There was limited western Canadian data to back the idea, however. Badiou said emissions in cold-weather temperate wetlands, which can remain frozen for five months of the year, had not been extensively studied. The existing body of work measured emissions from isolated patches of wetland roughly 20 centimetres in diameter.
“Those chambers serve as a very sterile, non-biological way to look at greenhouse gas fluxes, and there are lots of issues with that,” said Badiou.
For one thing, that methodology makes it a challenge to get a representative sample.
It takes a lot of work to collect enough samples to track changing greenhouse gas emissions over the course of the day, so samples would only be collected in the middle of the day, when emissions would be greatest.
More significantly, Badiou noted, samples can’t be obtained in early spring when the land is thawing — the very time when the methane surge was assumed to take place.

New methods and surprising results
DUC’s research took a different tack. The organization deployed high-tech flux towers in wetlands across Canada, the most recent of which was erected in July at central Manitoba’s Oak Hammock Marsh.
Two western Manitoba sites are also part of the network, with one installed near Newdale and another between Strathclair and Shoal Lake.
Each tower records changes in greenhouse gas concentrations (the fluxes) of the wetland where they are installed. Concentrations are measured at a rate of 20 to 40 times a second, according to Badiou.
The towers are then paired with an anemometer, a device that gives a three-dimensional reading of wind velocity and movement. The combined result is called a flux footprint.
“Instead of isolating just a small section of wetland to take these measurements, we’re actually getting flux measurements from the wetland as a whole, and that has helped us generate much better estimates of fluxes,” says Badiou.
As the data flowed in, scientists noticed something about that commonly held idea of a spring methane pulse: it never materialized.
“We have not seen any detectable spring pulse of methane,” said Badiou. “The amount of methane coming off these systems is lower than what we see in most published literature for these types of freshwater wetlands in temperate regions.”
National scope
The flux tower project is part of a larger national study co-led by Ducks Unlimited Canada and Irina Creed at the University of Toronto’s Scarborough campus.
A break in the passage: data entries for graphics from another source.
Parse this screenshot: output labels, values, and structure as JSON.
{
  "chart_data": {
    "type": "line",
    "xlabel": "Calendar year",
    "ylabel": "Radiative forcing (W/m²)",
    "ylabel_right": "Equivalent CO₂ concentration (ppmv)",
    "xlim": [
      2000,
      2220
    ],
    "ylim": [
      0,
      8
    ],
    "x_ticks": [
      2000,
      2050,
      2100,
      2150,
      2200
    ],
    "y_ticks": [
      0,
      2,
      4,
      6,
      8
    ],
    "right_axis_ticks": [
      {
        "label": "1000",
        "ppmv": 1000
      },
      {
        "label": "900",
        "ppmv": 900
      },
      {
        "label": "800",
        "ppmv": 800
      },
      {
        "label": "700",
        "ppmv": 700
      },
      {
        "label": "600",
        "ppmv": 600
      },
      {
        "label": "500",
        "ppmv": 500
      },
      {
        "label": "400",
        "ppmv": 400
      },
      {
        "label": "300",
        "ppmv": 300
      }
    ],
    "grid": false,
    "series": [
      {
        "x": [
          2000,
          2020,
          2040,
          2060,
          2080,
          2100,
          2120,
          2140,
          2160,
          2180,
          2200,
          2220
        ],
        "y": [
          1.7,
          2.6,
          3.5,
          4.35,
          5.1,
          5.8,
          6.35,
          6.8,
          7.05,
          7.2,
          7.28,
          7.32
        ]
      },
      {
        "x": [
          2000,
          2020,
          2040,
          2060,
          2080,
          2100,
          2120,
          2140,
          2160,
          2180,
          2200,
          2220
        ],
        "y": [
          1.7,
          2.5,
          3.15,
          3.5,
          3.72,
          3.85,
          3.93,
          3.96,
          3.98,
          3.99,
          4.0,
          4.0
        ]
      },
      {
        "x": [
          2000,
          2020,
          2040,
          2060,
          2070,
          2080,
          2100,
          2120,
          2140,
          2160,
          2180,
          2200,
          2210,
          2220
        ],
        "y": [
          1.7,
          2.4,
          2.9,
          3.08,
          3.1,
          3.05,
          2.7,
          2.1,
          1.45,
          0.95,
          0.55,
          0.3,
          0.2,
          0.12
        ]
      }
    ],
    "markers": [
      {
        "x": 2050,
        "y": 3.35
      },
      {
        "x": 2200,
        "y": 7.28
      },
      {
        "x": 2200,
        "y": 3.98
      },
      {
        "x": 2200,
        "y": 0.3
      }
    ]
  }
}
The hope is to get better data on wetland greenhouse gas emissions across Canada’s different regional conditions.
“Part of our work has been to look at differences with respect to greenhouse gas emissions for wetlands embedded in perennial landscapes relative to wetlands that are embedded in conventional cropland,” said Badiou.
The emerging data has shown significant differences in water quality between those two types of wetlands, and that has significant implications for greenhouse gas emissions, the researcher noted.
“When you have wetlands embedded in perennial systems that are used in livestock operations, typically you have lower nutrients and higher sulphate levels,” said Badiou.
Sulphates inhibit methane production, as do lower nutrient levels.
“What it’s showing is that having intact landscapes around wetlands that are maintained through grazing systems is beneficial in terms of minimizing greenhouse gas emissions and likely increasing carbon sequestration,” said Badiou.
The national project is funded by the Beef Cattle Research Council, Natural Sciences and Engineering Research Council of Canada Alliance, the Canadian Agriculture Partnership and Ducks Unlimited Canada and is being run in co-operation with the University of British Columbia and the Manitoba Forage & Grassland Association.